Üç Nokta'nın Anlattıkları
Genç adam askere gidecekmiş. Yeni de evliymiş. Hanıma seslenmiş kulağına eğilmiş:
-"Hanım sana mektupta ayrıca yer veremem, ayrı bir mektup yazamam edebe mugayirdir.
Ama her mektubun sonuna üç tane nokta koyacağım.
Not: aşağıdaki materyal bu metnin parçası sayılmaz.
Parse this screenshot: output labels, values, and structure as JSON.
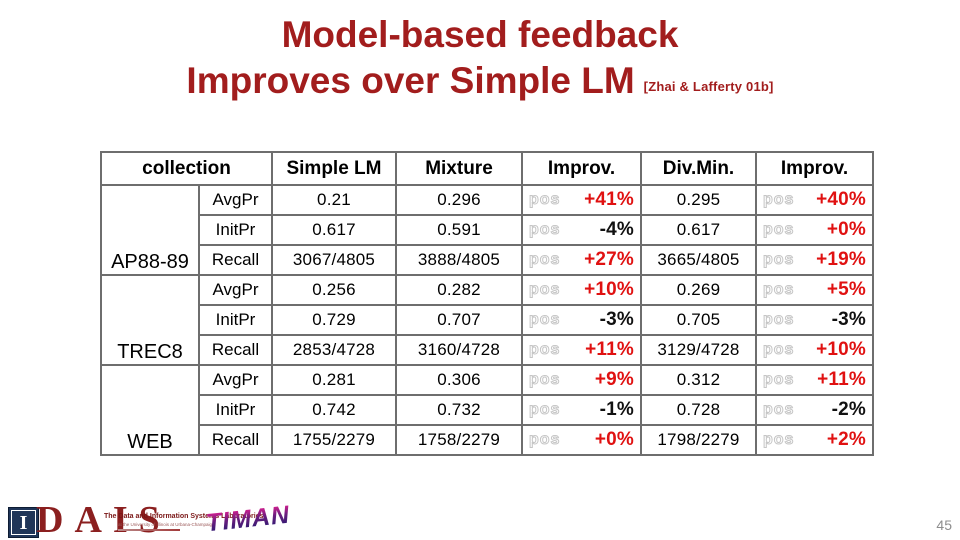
{
  "slide": {
    "title_line1": "Model-based feedback",
    "title_line2": "Improves over Simple LM",
    "citation": "[Zhai & Lafferty 01b]",
    "page_number": "45"
  },
  "table": {
    "headers": [
      "collection",
      "Simple LM",
      "Mixture",
      "Improv.",
      "Div.Min.",
      "Improv."
    ],
    "pos_label": "pos",
    "groups": [
      {
        "collection": "AP88-89",
        "rows": [
          {
            "metric": "AvgPr",
            "simple_lm": "0.21",
            "mixture": "0.296",
            "improv_mixture": {
              "text": "+41%",
              "color": "red"
            },
            "div_min": "0.295",
            "improv_divmin": {
              "text": "+40%",
              "color": "red"
            }
          },
          {
            "metric": "InitPr",
            "simple_lm": "0.617",
            "mixture": "0.591",
            "improv_mixture": {
              "text": "-4%",
              "color": "black"
            },
            "div_min": "0.617",
            "improv_divmin": {
              "text": "+0%",
              "color": "red"
            }
          },
          {
            "metric": "Recall",
            "simple_lm": "3067/4805",
            "mixture": "3888/4805",
            "improv_mixture": {
              "text": "+27%",
              "color": "red"
            },
            "div_min": "3665/4805",
            "improv_divmin": {
              "text": "+19%",
              "color": "red"
            }
          }
        ]
      },
      {
        "collection": "TREC8",
        "rows": [
          {
            "metric": "AvgPr",
            "simple_lm": "0.256",
            "mixture": "0.282",
            "improv_mixture": {
              "text": "+10%",
              "color": "red"
            },
            "div_min": "0.269",
            "improv_divmin": {
              "text": "+5%",
              "color": "red"
            }
          },
          {
            "metric": "InitPr",
            "simple_lm": "0.729",
            "mixture": "0.707",
            "improv_mixture": {
              "text": "-3%",
              "color": "black"
            },
            "div_min": "0.705",
            "improv_divmin": {
              "text": "-3%",
              "color": "black"
            }
          },
          {
            "metric": "Recall",
            "simple_lm": "2853/4728",
            "mixture": "3160/4728",
            "improv_mixture": {
              "text": "+11%",
              "color": "red"
            },
            "div_min": "3129/4728",
            "improv_divmin": {
              "text": "+10%",
              "color": "red"
            }
          }
        ]
      },
      {
        "collection": "WEB",
        "rows": [
          {
            "metric": "AvgPr",
            "simple_lm": "0.281",
            "mixture": "0.306",
            "improv_mixture": {
              "text": "+9%",
              "color": "red"
            },
            "div_min": "0.312",
            "improv_divmin": {
              "text": "+11%",
              "color": "red"
            }
          },
          {
            "metric": "InitPr",
            "simple_lm": "0.742",
            "mixture": "0.732",
            "improv_mixture": {
              "text": "-1%",
              "color": "black"
            },
            "div_min": "0.728",
            "improv_divmin": {
              "text": "-2%",
              "color": "black"
            }
          },
          {
            "metric": "Recall",
            "simple_lm": "1755/2279",
            "mixture": "1758/2279",
            "improv_mixture": {
              "text": "+0%",
              "color": "red"
            },
            "div_min": "1798/2279",
            "improv_divmin": {
              "text": "+2%",
              "color": "red"
            }
          }
        ]
      }
    ]
  },
  "footer": {
    "dais": {
      "monogram": "I",
      "acronym": "DAIS",
      "tagline": "The Data and Information Systems Laboratories",
      "fineprint": "at the University of Illinois at Urbana-Champaign"
    },
    "timan": "TIMAN"
  },
  "colors": {
    "title_red": "#A21D1D",
    "improv_red": "#E01111",
    "improv_black": "#111111",
    "table_border_inner": "#6e6e6e",
    "table_border_outer": "#4a4a4a",
    "pos_outline_gray": "#c6c6c6",
    "dais_maroon": "#8B1F1F",
    "dais_navy": "#1F3558",
    "timan_magenta": "#e02092",
    "timan_navy": "#231a70",
    "page_number_gray": "#8d8d8d"
  }
}
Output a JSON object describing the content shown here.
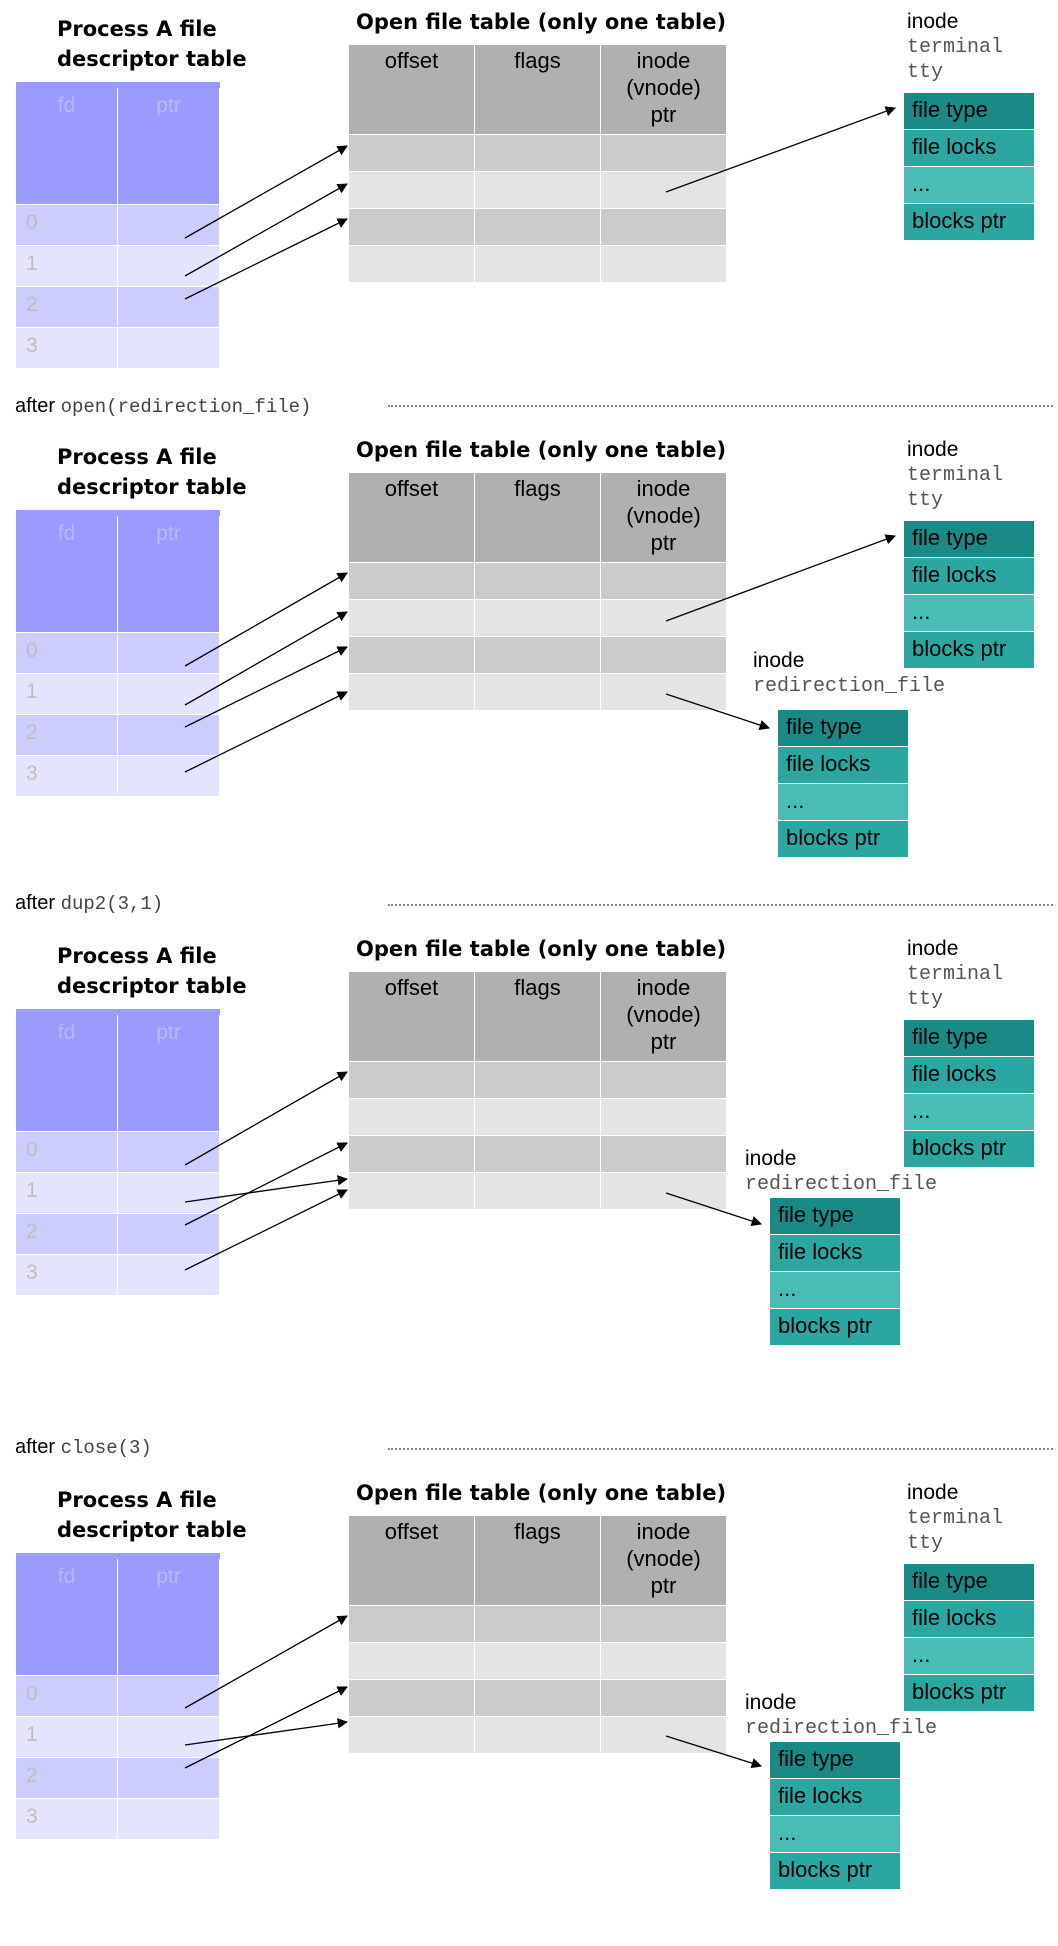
{
  "fd_table": {
    "title_line1": "Process A file",
    "title_line2": "descriptor table",
    "header_fd": "fd",
    "header_ptr": "ptr",
    "rows": [
      "0",
      "1",
      "2",
      "3"
    ]
  },
  "open_file_table": {
    "title": "Open file table (only one table)",
    "col_offset": "offset",
    "col_flags": "flags",
    "col_inode_l1": "inode",
    "col_inode_l2": "(vnode)",
    "col_inode_l3": "ptr"
  },
  "inode_terminal": {
    "label": "inode",
    "name_l1": "terminal",
    "name_l2": "tty"
  },
  "inode_redirection": {
    "label": "inode",
    "name": "redirection_file"
  },
  "inode_rows": [
    "file type",
    "file locks",
    "...",
    "blocks ptr"
  ],
  "steps": [
    {
      "prefix": "after",
      "code": "open(redirection_file)"
    },
    {
      "prefix": "after",
      "code": "dup2(3,1)"
    },
    {
      "prefix": "after",
      "code": "close(3)"
    }
  ],
  "colors": {
    "fd_header": "#9a9aff",
    "fd_row_dark": "#ccccff",
    "fd_row_light": "#e4e4ff",
    "oft_header": "#b0b0b0",
    "oft_row_dark": "#cbcbcb",
    "oft_row_light": "#e4e4e4",
    "inode_dark": "#1a8a86",
    "inode_mid": "#2aa7a1",
    "inode_light": "#49bcb6"
  }
}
O üç noktalar senin için.”
-“Tamam” demiş gelin hanım.
Beyefendi askere gittikten sonra mektuplar gelir, üç gün kayınvalidenin elinde, beş gün kayın pederin elinde, amca, dayı, teyze dolaştıktan sonra nihayet gelin hanımın eline gelirmiş, sayfaları hararetle çevirip o en sondaki üç noktaya bakarmış gelin hanım.
Bazen göz yaşı döker, bazen en mahrem hasret sözcüklerini, sevgi sözcüklerini okurmuş o üç noktaların içerisinde.
Gel zaman git zaman aradan yıllar geçmiş ihtiyar bir hanım nine olduktan sonra sakladığı mektubun birini çıkartmış sayfaları o ilk günün heyecanıyla çevirip üç noktaya bakmış:
-“Sahi Ahmet bey” demiş “Ne güzel mektuplar yazardın eskiden.”
Bu hikâyenin yazarı, hikâyenin sonunda şöyle bir ifade kullanıyordu;
“An gelir üç noktanın anlattığını bütün bir edebiyat şerh etmekte acze düşer.”